Most research on early language acquisition has documented input and learning landmarks in only a handful of cultures, the assumption being that mechanisms postulated to explain acquisition in these cultures are universal. However, some previous work suggests that the conditions in which young children acquire their native language vary greatly across cultures.
Are acquisition landmarks indeed more variable than previously thought? May we be wrong regarding the universal validity of postulated language acquisition algorithms? Or has the extent of diversity perhaps been over-estimated by previous work?

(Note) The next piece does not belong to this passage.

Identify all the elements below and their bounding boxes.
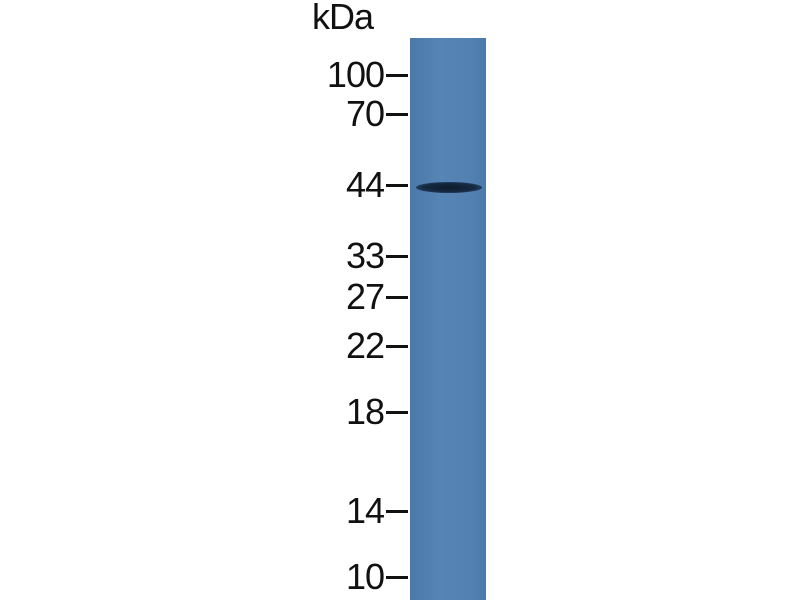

To answer these fascinating (and unsettling) questions, we work on mainly two fronts. First, we try to more accurately document the “real” input to language infants experience across a range of cultures and social settings. Naturalistic observations are extremely useful to describe the experiences available to infants in their everyday life in a completely ecological manner. Nowadays, it has even become relatively easy to do this via small recording devices worn by the child throughout one or more typical days. These very long recordings are analyzed using a combination of expert linguistic annotation and automatized big data analyses. To document young children’s early achievements, we carry out field-adapted psycholinguistic experiments. Second, we engage in tightly controlled laboratory experiments and computational modeling to try to test the plausibility and promise of diverse theories or mechanistic pathways. Across our projects, we are committed to improving our scientific methods to improve the robustness and generalizability of our results.